A parlare è Guido Trevisan, gestore per oltre 20 anni del rifugio Pian dei Fiacconi prima che la struttura a 2.626 metri di quota sul versante nord della Marmolada venisse distrutto da una valanga a dicembre 2020. Da quel giorno il suo rifugio non ha più riaperto.
"Il rifugio è stato dimenticato dalla Provincia ma si dice che la forza delle istituzioni si vede nel momento del bisogno", il gestore in questi tre anni ha provato a interrogare assessori e consiglieri, ma "mi è sempre stato spiegato che una risposta sarebbe arrivata 'la prossima settimana', mai nessuno si è fatto sentire".
E nel terzo anniversario dalla valanga che ha distrutto il rifugio sulla Marmolada, Trevisan pone una serie di domande alla politica.
Pian dei Fiacconi, il rifugio dimenticato dalla Pat.
Si dice che la forza delle istituzioni si vede nel momento del bisogno.
In vent'anni di attività al rifugio Pian dei Fiacconi in Marmolada non ho mai avuto bisogno, poi tre anni fa, il 15 dicembre 2020 una valanga di grosse dimensioni ha distrutto il mio rifugio e si è portata via con sé 20 anni di vita.
A oggi dalla Pat non solo non ho avuto alcun aiuto/supporto/indennizzo ma non ho avuto nemmeno una risposta, una mail, una telefonata, l'assenza totale! tant'è che mi domando se tali istituzioni esistano veramente o siano solo di facciata elettorale.
In particolare ho parlato con l'assessore Tonina (8 marzo 2021), con il consigliere provinciale Guglielmi (in più occasioni), con il dirigente generale della protezione civile De Col (16 settembre 2021) e di recente, il 29 novembre 2023, all'assemblea annuale dei rifugi del trentino ho ricordato all'assessore Failoni (già incontrato il 17 giugno 2021) che si sono dimenticati di me e del Rifugio Pian Dei Fiacconi, la risposta fu che una risposta sarebbe arrivata "per la settimana prossima" ma ancora una volta nessuno si è fatto sentire.

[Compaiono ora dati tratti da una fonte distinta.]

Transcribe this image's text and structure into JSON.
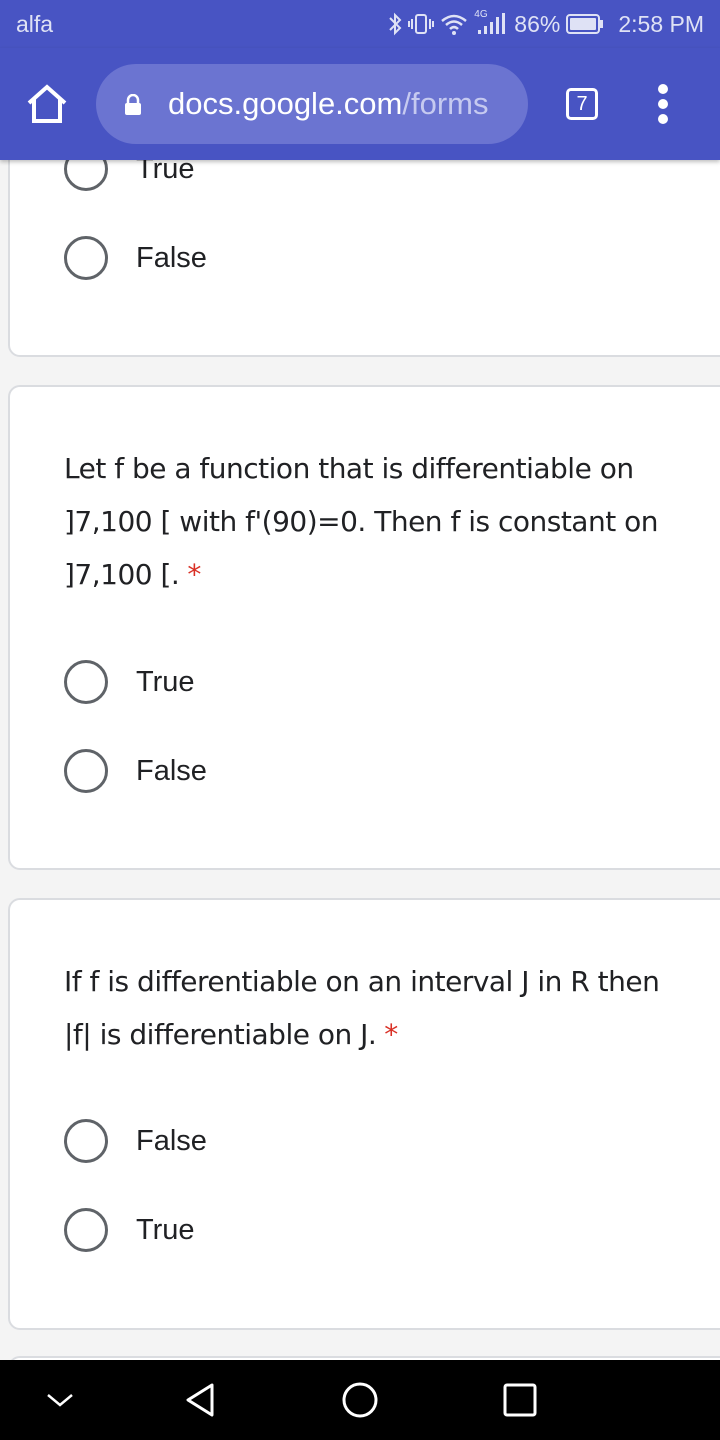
{
  "status_bar": {
    "carrier": "alfa",
    "network": "4G",
    "battery": "86%",
    "time": "2:58 PM"
  },
  "browser": {
    "url_domain": "docs.google.com",
    "url_path": "/forms",
    "tab_count": "7"
  },
  "form": {
    "partial_options": [
      "True",
      "False"
    ],
    "questions": [
      {
        "lines": [
          "Let f be a function that is differentiable on",
          "]7,100 [ with f'(90)=0. Then f is constant on",
          "]7,100 [."
        ],
        "required_marker": "*",
        "options": [
          "True",
          "False"
        ]
      },
      {
        "lines": [
          "If f is differentiable on an interval J in R then",
          "|f| is differentiable on J."
        ],
        "required_marker": "*",
        "options": [
          "False",
          "True"
        ]
      }
    ]
  },
  "colors": {
    "app_bar": "#4854c3",
    "url_bar": "#6b74d1",
    "required": "#d93025"
  }
}
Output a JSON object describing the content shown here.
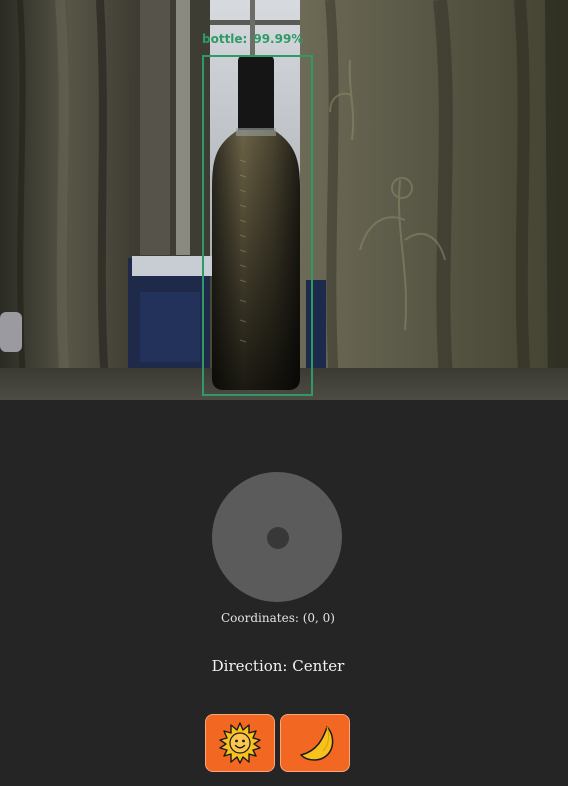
{
  "camera": {
    "detection": {
      "label": "bottle:",
      "confidence": "99.99%",
      "color": "#2f9a66"
    }
  },
  "joystick": {
    "coordinates_text": "Coordinates: (0, 0)",
    "direction_text": "Direction: Center"
  },
  "theme_buttons": [
    {
      "icon": "sun-icon"
    },
    {
      "icon": "moon-icon"
    }
  ],
  "colors": {
    "background": "#252525",
    "button": "#f26722",
    "joystick": "#5b5b5b"
  }
}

Con questa lettera provo a fare un appello pubblico ai vai interlocutori già citati dell'amministrazione provinciale, che era al governo al tempo dei fatti nonché amministrazione uscente, sperando di avere una risposta:
- per quale motivo non è mai stato riconosciuta la stato di calamità naturale in un evento così catastrofico?

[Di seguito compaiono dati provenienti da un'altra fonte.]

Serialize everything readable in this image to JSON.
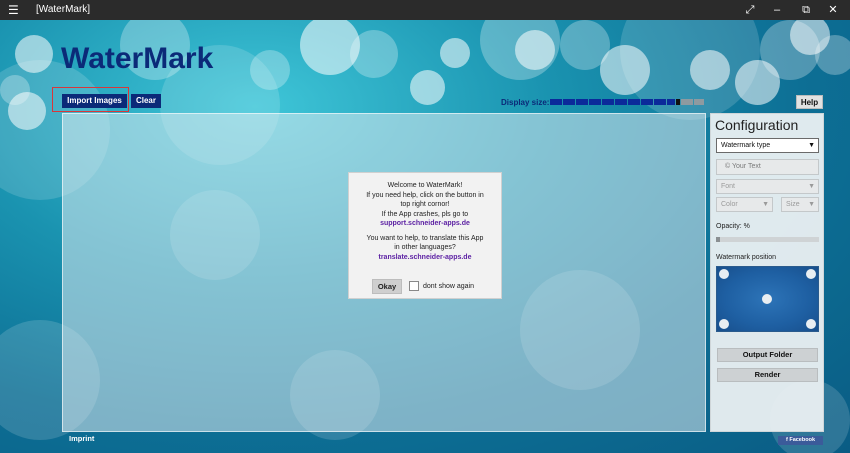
{
  "window": {
    "title": "[WaterMark]",
    "menu_icon": "hamburger-icon",
    "controls": [
      "expand-icon",
      "minimize-icon",
      "restore-icon",
      "close-icon"
    ]
  },
  "app": {
    "title": "WaterMark"
  },
  "toolbar": {
    "import_label": "Import Images",
    "clear_label": "Clear",
    "display_size_label": "Display size:",
    "help_label": "Help"
  },
  "display_size_level": 0.77,
  "dialog": {
    "lines": [
      "Welcome to WaterMark!",
      "If you need help, click on the button in",
      "top right cornor!",
      "If the App crashes, pls go to"
    ],
    "support_link": "support.schneider-apps.de",
    "translate_lines": [
      "You want to help, to translate this App",
      "in other languages?"
    ],
    "translate_link": "translate.schneider-apps.de",
    "okay_label": "Okay",
    "dont_show_label": "dont show again"
  },
  "config": {
    "title": "Configuration",
    "watermark_type": "Watermark type",
    "text_placeholder": "© Your Text",
    "font_placeholder": "Font",
    "color_placeholder": "Color",
    "size_placeholder": "Size",
    "opacity_label": "Opacity: %",
    "opacity_level": 0.04,
    "position_label": "Watermark position",
    "output_folder_label": "Output Folder",
    "render_label": "Render"
  },
  "footer": {
    "imprint_label": "Imprint",
    "facebook_label": "f Facebook"
  },
  "colors": {
    "accent": "#0b2a78",
    "link": "#5a1ea2",
    "titlebar": "#2b2b2b",
    "facebook": "#3b5b9a"
  }
}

- per quale motivo non ho mai avuto una risposta alle mie richieste?
- perché per accaduti simili alla valanga al Pian dei Fiacconi sono stata fatte scelte politiche con leggi e deliberazioni ad hoc?
Di seguito ne riporto alcune:
- calamità connessa a fenomeni valanghivi nella stagione invernale 2013-2014 deliberazione n. 470 del 28 marzo 2014.
- specifiche misure di sostegno per i danni causati dall’evento calamitoso che ha duramente colpito la zona di Dimaro-Folgarida a seguito dell'esondazione del Rio Rotian nel 2018 con relative delibere.
In particolare l'indennizzo di “Dolomiti Camping Village & Wellness Resort”.
- deliberazione per la concessione di contributi e indennizzi alle imprese toccate dalle 2 calamità in val di Fassa :crollo di un’importante porzione del ghiacciaio della Marmolada, 3 luglio 2022 e il nubifragio che si è abbattuto invece sull’Alta Val di Fassa il 5 agosto 2022, che ha causato diversi danni nei territori comunali di San Giovanni di Fassa-Sèn Jan, Campitello di Fassa e Mazzini.